With more than 100,000 new veteran hires in the past year, American businesses are striving to lower the high unemployment rate of returning veterans. But with the unemployment rate for the most-recently returned group of veterans at 10 percent as of October 2012 — higher than any other veteran group and the national unemployment rate of 7.9 percent — hiring initiatives such as the White House’s “Joining Forces” campaign hold great promise in returning veterans to the workforce.

Now is a critical time for businesses to hire veterans, but private employers need to consider both the legal benefits and challenges associated with hiring veterans.

Tax Credits

Employers benefit from hiring veterans in a number of ways, including tax credits. President Obama’s 2011 Returning Heroes and Wounded Warrior Tax Credits, set to expire at the end of 2012, allow businesses to receive $2,400 to $9,600 per veteran hire, depending on the veteran’s circumstances.

Under the Returning Heroes Tax Credit, businesses receive a $2,400 per veteran tax credit for hiring veterans who have been unemployed for four weeks or longer and a $5,600 per veteran tax credit for veterans who have been unemployed for more than six months. The Wounded Warriors Tax Credit allows businesses to receive up to $9,600 per disabled veteran hired if the veteran wasunemployed longer than six months and has a service-related injury.

While these tax credits are set to expire at the end of 2012, a new bill passed by the U.S. Senate Committee on Finance calls on Congress to extend the time for which employers can receive a tax benefit for hiring veterans. The Family and Business Tax Cut Certainty Act of 2012 is currently before the full Senate for consideration and would extend these tax credits through 2013 if passed by Congress.

Avoid the Pitfalls

While employment laws provide some great incentives, private employers should beware of potential legal pitfalls in the hiring process, such as avoiding preferential treatment to veterans or averting discrimination claims based on disabilities and making reasonable accommodations.
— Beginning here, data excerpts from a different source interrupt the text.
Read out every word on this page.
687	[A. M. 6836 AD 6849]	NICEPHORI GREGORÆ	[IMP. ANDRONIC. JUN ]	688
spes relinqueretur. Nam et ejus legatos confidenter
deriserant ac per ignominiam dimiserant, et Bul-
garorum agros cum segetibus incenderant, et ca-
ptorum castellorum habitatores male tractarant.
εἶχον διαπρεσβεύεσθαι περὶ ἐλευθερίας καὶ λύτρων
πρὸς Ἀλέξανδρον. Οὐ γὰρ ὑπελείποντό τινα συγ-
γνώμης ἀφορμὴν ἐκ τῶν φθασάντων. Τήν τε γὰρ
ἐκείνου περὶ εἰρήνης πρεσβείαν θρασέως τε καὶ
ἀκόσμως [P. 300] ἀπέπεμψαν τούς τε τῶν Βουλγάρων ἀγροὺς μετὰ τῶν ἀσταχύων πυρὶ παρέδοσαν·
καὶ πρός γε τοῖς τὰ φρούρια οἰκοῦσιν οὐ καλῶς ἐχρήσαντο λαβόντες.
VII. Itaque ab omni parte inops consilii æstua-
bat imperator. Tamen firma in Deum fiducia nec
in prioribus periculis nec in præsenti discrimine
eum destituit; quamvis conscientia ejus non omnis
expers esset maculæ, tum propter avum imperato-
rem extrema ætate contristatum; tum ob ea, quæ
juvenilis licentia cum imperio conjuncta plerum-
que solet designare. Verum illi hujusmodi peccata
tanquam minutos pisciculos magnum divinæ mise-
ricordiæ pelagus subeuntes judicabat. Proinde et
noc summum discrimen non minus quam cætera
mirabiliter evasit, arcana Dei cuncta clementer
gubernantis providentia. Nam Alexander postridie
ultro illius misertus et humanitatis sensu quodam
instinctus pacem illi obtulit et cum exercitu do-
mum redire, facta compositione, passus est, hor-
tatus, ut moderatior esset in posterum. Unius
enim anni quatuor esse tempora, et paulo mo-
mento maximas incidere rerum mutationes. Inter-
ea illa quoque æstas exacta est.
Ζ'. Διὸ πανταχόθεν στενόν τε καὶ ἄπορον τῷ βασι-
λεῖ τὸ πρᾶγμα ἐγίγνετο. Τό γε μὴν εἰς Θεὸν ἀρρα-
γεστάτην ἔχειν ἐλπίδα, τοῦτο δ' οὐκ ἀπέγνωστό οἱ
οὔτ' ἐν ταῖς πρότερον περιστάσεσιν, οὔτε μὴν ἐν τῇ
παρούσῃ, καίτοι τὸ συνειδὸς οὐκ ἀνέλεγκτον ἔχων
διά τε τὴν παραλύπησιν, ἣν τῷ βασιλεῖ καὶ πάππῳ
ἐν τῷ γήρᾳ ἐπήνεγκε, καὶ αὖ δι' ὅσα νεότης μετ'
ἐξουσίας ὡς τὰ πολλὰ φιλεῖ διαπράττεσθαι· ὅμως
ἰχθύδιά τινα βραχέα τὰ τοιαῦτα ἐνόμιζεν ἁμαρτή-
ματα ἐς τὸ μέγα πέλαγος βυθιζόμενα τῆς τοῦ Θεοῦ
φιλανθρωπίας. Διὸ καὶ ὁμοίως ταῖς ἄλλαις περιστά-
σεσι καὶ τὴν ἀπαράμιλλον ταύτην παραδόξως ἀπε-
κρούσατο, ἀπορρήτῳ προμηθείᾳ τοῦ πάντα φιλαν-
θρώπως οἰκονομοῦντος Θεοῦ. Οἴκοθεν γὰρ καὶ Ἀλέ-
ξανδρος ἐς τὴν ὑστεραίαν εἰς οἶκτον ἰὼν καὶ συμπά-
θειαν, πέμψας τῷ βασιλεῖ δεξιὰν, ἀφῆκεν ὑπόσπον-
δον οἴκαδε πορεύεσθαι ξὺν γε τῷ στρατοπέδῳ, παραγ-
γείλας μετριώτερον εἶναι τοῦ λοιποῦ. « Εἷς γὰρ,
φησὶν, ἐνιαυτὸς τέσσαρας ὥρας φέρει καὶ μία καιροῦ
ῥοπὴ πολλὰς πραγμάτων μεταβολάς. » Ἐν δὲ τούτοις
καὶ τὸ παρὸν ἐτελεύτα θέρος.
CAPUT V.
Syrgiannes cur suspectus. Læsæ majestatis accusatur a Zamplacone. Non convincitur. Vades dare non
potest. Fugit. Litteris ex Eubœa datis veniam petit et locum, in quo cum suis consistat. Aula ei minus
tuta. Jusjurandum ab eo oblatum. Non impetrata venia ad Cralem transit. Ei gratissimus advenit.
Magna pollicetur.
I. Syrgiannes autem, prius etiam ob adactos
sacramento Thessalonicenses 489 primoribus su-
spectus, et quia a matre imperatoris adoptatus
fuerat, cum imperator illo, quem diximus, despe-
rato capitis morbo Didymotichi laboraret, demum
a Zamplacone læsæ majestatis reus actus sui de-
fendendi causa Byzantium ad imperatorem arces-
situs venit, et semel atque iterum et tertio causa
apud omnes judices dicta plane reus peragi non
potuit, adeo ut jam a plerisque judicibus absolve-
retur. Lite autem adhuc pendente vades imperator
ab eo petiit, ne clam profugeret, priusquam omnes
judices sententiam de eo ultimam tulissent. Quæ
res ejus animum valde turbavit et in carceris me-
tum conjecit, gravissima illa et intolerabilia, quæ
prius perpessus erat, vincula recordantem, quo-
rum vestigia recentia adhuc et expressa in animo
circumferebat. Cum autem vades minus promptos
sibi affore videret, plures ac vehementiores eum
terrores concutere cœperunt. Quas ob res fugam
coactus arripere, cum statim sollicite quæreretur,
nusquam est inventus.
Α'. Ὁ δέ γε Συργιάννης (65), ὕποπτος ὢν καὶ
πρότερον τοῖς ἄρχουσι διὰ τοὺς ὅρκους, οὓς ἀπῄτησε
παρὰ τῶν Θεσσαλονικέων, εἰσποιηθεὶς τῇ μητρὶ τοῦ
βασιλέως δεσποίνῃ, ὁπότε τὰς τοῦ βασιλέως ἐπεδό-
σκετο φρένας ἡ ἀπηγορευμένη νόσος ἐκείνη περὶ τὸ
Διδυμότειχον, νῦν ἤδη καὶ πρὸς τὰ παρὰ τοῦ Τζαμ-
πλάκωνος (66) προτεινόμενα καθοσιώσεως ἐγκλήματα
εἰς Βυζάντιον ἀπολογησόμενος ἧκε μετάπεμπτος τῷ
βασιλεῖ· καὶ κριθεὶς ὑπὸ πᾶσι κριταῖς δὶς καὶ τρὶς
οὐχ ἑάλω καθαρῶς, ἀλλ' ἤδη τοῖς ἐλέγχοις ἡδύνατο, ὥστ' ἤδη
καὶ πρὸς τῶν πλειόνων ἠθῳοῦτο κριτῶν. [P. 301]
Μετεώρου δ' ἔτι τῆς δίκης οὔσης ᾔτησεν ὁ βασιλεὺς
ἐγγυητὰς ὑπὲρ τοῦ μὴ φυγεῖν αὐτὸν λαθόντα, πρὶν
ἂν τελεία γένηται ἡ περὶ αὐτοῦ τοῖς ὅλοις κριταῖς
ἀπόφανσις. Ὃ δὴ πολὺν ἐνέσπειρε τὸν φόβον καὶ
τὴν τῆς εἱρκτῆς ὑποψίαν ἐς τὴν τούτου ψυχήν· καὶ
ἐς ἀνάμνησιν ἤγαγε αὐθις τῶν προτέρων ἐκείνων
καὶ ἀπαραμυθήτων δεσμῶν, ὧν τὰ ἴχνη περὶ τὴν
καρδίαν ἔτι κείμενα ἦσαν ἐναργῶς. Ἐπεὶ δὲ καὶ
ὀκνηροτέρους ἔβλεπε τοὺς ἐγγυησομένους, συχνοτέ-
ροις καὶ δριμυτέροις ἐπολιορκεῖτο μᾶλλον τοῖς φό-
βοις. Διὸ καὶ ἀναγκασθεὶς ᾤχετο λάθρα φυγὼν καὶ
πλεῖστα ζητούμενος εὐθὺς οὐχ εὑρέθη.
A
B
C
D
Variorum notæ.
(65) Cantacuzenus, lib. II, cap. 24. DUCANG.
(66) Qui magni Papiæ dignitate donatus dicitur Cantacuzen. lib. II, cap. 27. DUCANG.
Every business should recognize that private employers generally cannot show preference in the hiring of veterans per Title VII of the Civil Rights Act of 1964, 42 U.S.C. 2000e, which prohibits discrimination in employment decisions, including hiring, termination, compensation, promotion because of race, color, sex, national origin or religion. Specifically, preference to veterans is considered unlawfully discriminatory due to the potential disparate impact on female applicants. This is a result of the longstanding federal statutes, regulations and policies that have excluded women or limited women’s eligibility to serve in the armed forces. Consequently, preference in hiring veterans tends to operate to the advantage of men.

There are exceptions to this rule. According to Section 712 of Title VII, “Nothing contained in [Title VII] shall be construed to repeal or modify any Federal, State, territorial, or local law creating special rights or preference for veterans.” Therefore, if the right to veterans preference is created by a federal, state, territorial, or local law — as in the states of Washington and Minnesota — private employers can show preference to veterans in their hiring upon meeting certain criteria.

Two states that currently provide such preference are Washington and Minnesota. Specifically, Washington law provides the following:

  • The legislature intends to establish a permissive preference in private employment for certain veterans.
  • In every private, nonpublic employment in this state, honorablydischarged soldiers, sailors and marines who are veterans of any war of the United States, or of any military campaign for which a campaign ribbon has been awarded, and their widows or widowers, may be preferred for employment. Spouses of honorably discharged veterans who have a service-connected permanent and total disability may also be preferred for employment. These preferences are not considered violations of any state or local equal employment opportunity law, including but not limited to any statute or regulation adopted under chapter 49.60 RCW.
  • “Veteran” has the same meanings as defined in RCW 41.04.005 and 41.04.007, and includes a current member of the national guard or armed forces reserves who has been deployed to serve in an armed conflict.